To The Heavenly Power

A poem by John Frederick Freeman

When this burning flesh
Burns down in Time's slow fire to a glowing ash;
When these lips have uttered
The last word, and the ears' last echoes fluttered;
And crumbled these firm bones
As in the chemic air soft blackened stones;
When all that was mortal made
Owns its mortality, proud yet afraid;

Then when I stumble in
The broad light, from this twilight weak and thin,
What of me will change,
What of that brightness will be new and strange?
Shall I indeed endure
New solitude in that high air and pure,
Aching for these fingers
On which my assurèd hand now shuts and lingers?

Now when I look back
On manhood's and on childhood's far-stretched track,
I see but a little child
In a green sunny world-home; there enisled
By another, cloudy world
Of unsailed waters all around him curled,
And he at home content
With the small sky of wonders over him bent:--

Lonely, yet not alone
Since all was friendly being all unknown;
To-day yesterday forgetting,
And never with to-morrow's sorrow fretting;
Not seeing good from ill
Since but to breathe and run and sleep was well;
Asking nor fearing nought
Since the body's nerves and veins held all his thought....

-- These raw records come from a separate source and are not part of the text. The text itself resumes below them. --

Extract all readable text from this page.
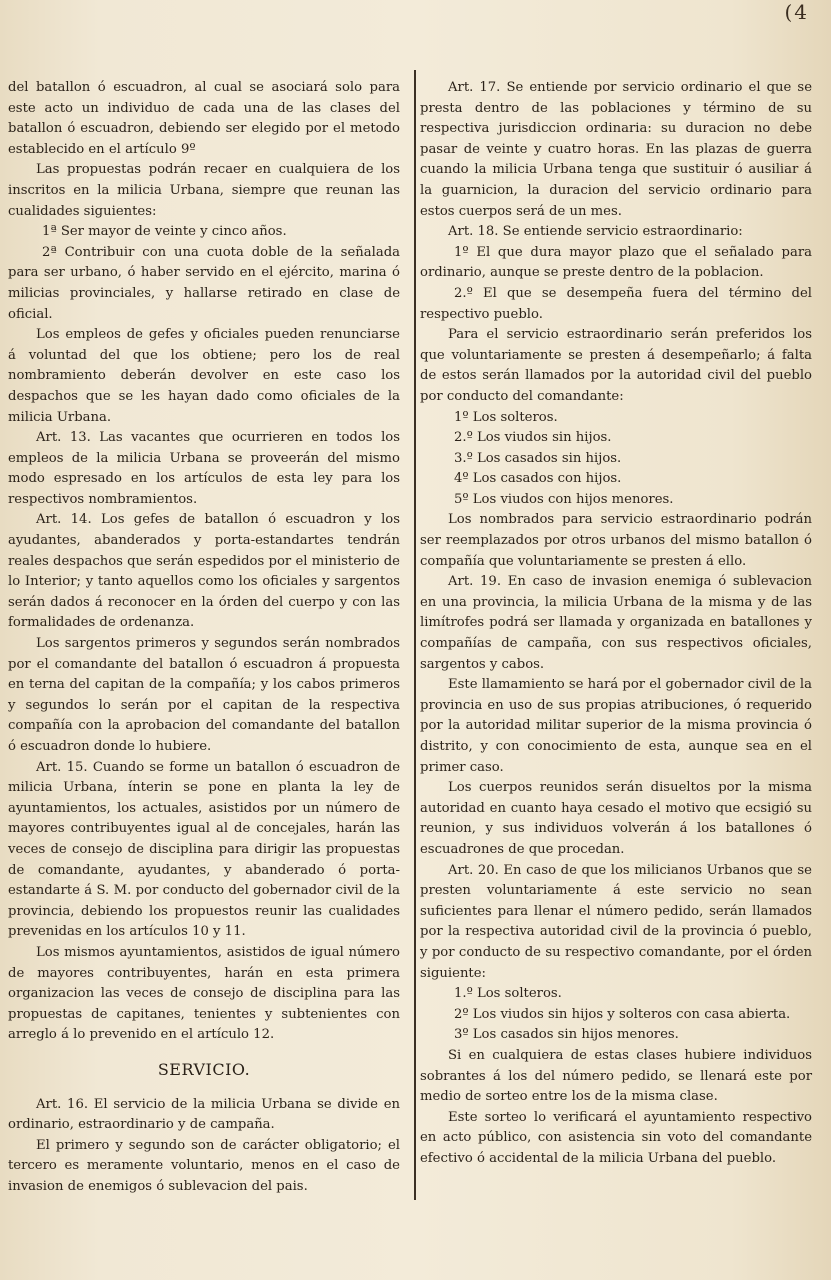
(4

del batallon ó escuadron, al cual se asociará solo para este acto un individuo de cada una de las clases del batallon ó escuadron, debiendo ser elegido por el metodo establecido en el artículo 9º

Las propuestas podrán recaer en cualquiera de los inscritos en la milicia Urbana, siempre que reunan las cualidades siguientes:

1ª Ser mayor de veinte y cinco años.

2ª Contribuir con una cuota doble de la señalada para ser urbano, ó haber servido en el ejército, marina ó milicias provinciales, y hallarse retirado en clase de oficial.

Los empleos de gefes y oficiales pueden renunciarse á voluntad del que los obtiene; pero los de real nombramiento deberán devolver en este caso los despachos que se les hayan dado como oficiales de la milicia Urbana.

Art. 13. Las vacantes que ocurrieren en todos los empleos de la milicia Urbana se proveerán del mismo modo espresado en los artículos de esta ley para los respectivos nombramientos.

Art. 14. Los gefes de batallon ó escuadron y los ayudantes, abanderados y porta-estandartes tendrán reales despachos que serán espedidos por el ministerio de lo Interior; y tanto aquellos como los oficiales y sargentos serán dados á reconocer en la órden del cuerpo y con las formalidades de ordenanza.

Los sargentos primeros y segundos serán nombrados por el comandante del batallon ó escuadron á propuesta en terna del capitan de la compañía; y los cabos primeros y segundos lo serán por el capitan de la respectiva compañía con la aprobacion del comandante del batallon ó escuadron donde lo hubiere.

Art. 15. Cuando se forme un batallon ó escuadron de milicia Urbana, ínterin se pone en planta la ley de ayuntamientos, los actuales, asistidos por un número de mayores contribuyentes igual al de concejales, harán las veces de consejo de disciplina para dirigir las propuestas de comandante, ayudantes, y abanderado ó porta-estandarte á S. M. por conducto del gobernador civil de la provincia, debiendo los propuestos reunir las cualidades prevenidas en los artículos 10 y 11.

Los mismos ayuntamientos, asistidos de igual número de mayores contribuyentes, harán en esta primera organizacion las veces de consejo de disciplina para las propuestas de capitanes, tenientes y subtenientes con arreglo á lo prevenido en el artículo 12.

SERVICIO.

Art. 16. El servicio de la milicia Urbana se divide en ordinario, estraordinario y de campaña.

El primero y segundo son de carácter obligatorio; el tercero es meramente voluntario, menos en el caso de invasion de enemigos ó sublevacion del pais.

Art. 17. Se entiende por servicio ordinario el que se presta dentro de las poblaciones y término de su respectiva jurisdiccion ordinaria: su duracion no debe pasar de veinte y cuatro horas. En las plazas de guerra cuando la milicia Urbana tenga que sustituir ó ausiliar á la guarnicion, la duracion del servicio ordinario para estos cuerpos será de un mes.

Art. 18. Se entiende servicio estraordinario:

1º El que dura mayor plazo que el señalado para ordinario, aunque se preste dentro de la poblacion.

2.º El que se desempeña fuera del término del respectivo pueblo.

Para el servicio estraordinario serán preferidos los que voluntariamente se presten á desempeñarlo; á falta de estos serán llamados por la autoridad civil del pueblo por conducto del comandante:

1º Los solteros.

2.º Los viudos sin hijos.

3.º Los casados sin hijos.

4º Los casados con hijos.

5º Los viudos con hijos menores.

Los nombrados para servicio estraordinario podrán ser reemplazados por otros urbanos del mismo batallon ó compañía que voluntariamente se presten á ello.

Art. 19. En caso de invasion enemiga ó sublevacion en una provincia, la milicia Urbana de la misma y de las limítrofes podrá ser llamada y organizada en batallones y compañías de campaña, con sus respectivos oficiales, sargentos y cabos.

Este llamamiento se hará por el gobernador civil de la provincia en uso de sus propias atribuciones, ó requerido por la autoridad militar superior de la misma provincia ó distrito, y con conocimiento de esta, aunque sea en el primer caso.

Los cuerpos reunidos serán disueltos por la misma autoridad en cuanto haya cesado el motivo que ecsigió su reunion, y sus individuos volverán á los batallones ó escuadrones de que procedan.

Art. 20. En caso de que los milicianos Urbanos que se presten voluntariamente á este servicio no sean suficientes para llenar el número pedido, serán llamados por la respectiva autoridad civil de la provincia ó pueblo, y por conducto de su respectivo comandante, por el órden siguiente:

1.º Los solteros.

2º Los viudos sin hijos y solteros con casa abierta.

3º Los casados sin hijos menores.

Si en cualquiera de estas clases hubiere individuos sobrantes á los del número pedido, se llenará este por medio de sorteo entre los de la misma clase.

Este sorteo lo verificará el ayuntamiento respectivo en acto público, con asistencia sin voto del comandante efectivo ó accidental de la milicia Urbana del pueblo.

Such a child again shall I
Stray in some valley of infinity,
Where infinite finite seems
And nothing more immortal than my dreams?
Where earthly seasons play
Still with their snows and blossoms and night and day,
And no unsetting sun
Brightens the white cloud and awakes the moon?

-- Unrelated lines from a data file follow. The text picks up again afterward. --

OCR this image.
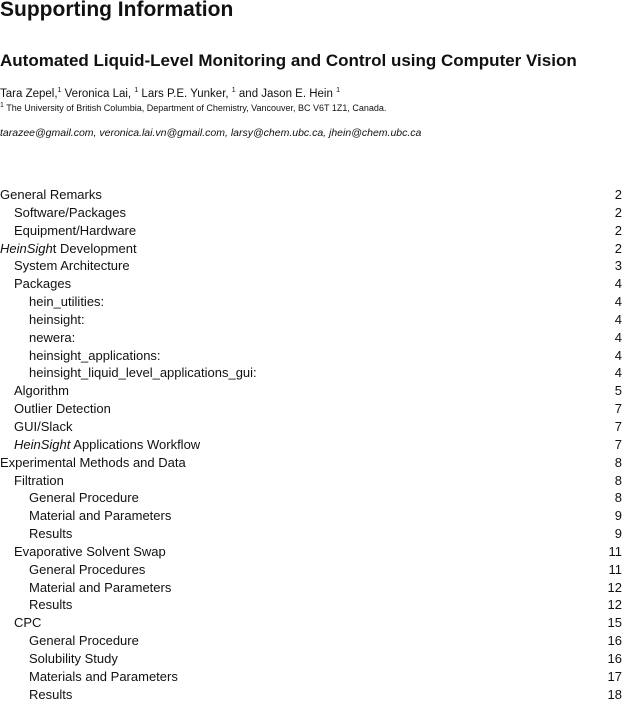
Supporting Information
Automated Liquid-Level Monitoring and Control using Computer Vision
Tara Zepel,$^1$ Veronica Lai, $^1$ Lars P.E. Yunker, $^1$ and Jason E. Hein $^1$
$^1$ The University of British Columbia, Department of Chemistry, Vancouver, BC V6T 1Z1, Canada.
tarazee@gmail.com, veronica.lai.vn@gmail.com, larsy@chem.ubc.ca, jhein@chem.ubc.ca
General Remarks	2
Software/Packages	2
Equipment/Hardware	2
HeinSight Development	2
System Architecture	3
Packages	4
hein_utilities:	4
heinsight:	4
newera:	4
heinsight_applications:	4
heinsight_liquid_level_applications_gui:	4
Algorithm	5
Outlier Detection	7
GUI/Slack	7
HeinSight Applications Workflow	7
Experimental Methods and Data	8
Filtration	8
General Procedure	8
Material and Parameters	9
Results	9
Evaporative Solvent Swap	11
General Procedures	11
Material and Parameters	12
Results	12
CPC	15
General Procedure	16
Solubility Study	16
Materials and Parameters	17
Results	18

In such half-life's half-light
To cloak with mortal an immortal sight?
With uninformed desire,
Shorn passion, gentle mind, contented fire,
Ignorant love; to run
But with the little journeys of the sun,
And at evening sleep
With birds and beasts, and stars rocked in the deep?

But maybe this man's mind
Will leave not its maturity behind,
And nothing will forget
Of all that teased or eased it here, while yet
A mortal dress it wore;
And these quick-darting thoughts and probings sore
More sharply then will turn;
And lonelier and yet hungrier the heart burn.

O, I would not forget
Earth is too rich, too dark, too sour, too sweet:--
Nor be divorcèd quite
From the late tingling of the nerves' delight.
Less I would never be
Than the deep-graving years have made of me--
A memory, pulse, mind,
Seed and harvest, a reaper and sower blind.

I shall no more be I
If I forget the world's joy and agony;
If I forget how strong
Is the assault of scarce-rebukèd wrong.
I shall no more be I
If my ears hear not earth's embittered cry
Perpetual; and forget
The unrighteous shackles on man's ankle set;

If no more my heart beat
Quicker because on earth is something sweet;
I shall no more be I
If the ancestral voices no more sigh
Familiar in my brain,
And leave me to cold silence and its pain,
And the bewildered stare
On an unhomely land in biting air:

If the blood no more vex
The heart with the importunities of sex,
If indeed marriage bind
No more body to body, mind to mind,
And love be powerless, cold,
That once by love's strength only was controlled,
And that chief spiritual force
Be dam'd back and stretch frozen to its source....

To the Heavenly Power I cry,
Foiled by these dreams of immortality,
"Let all be as Thou wilt,
And the foundations in Thy dark mind built;
Even infinity
Be but imagination's dream of Thee;
And let thought still, still
Vainly its waves on night's cliff break and spill.

"But, Heavenly Power," I'd cry,
Knowing how, near or far, He still is nigh,
"When this burning flesh
Is burnt away to a little driven ash,
What thing soever shall rise
From that cold ash unseen to unseen skies,
Grant that so much of me
Shall rise as may remember Thy world, and Thee."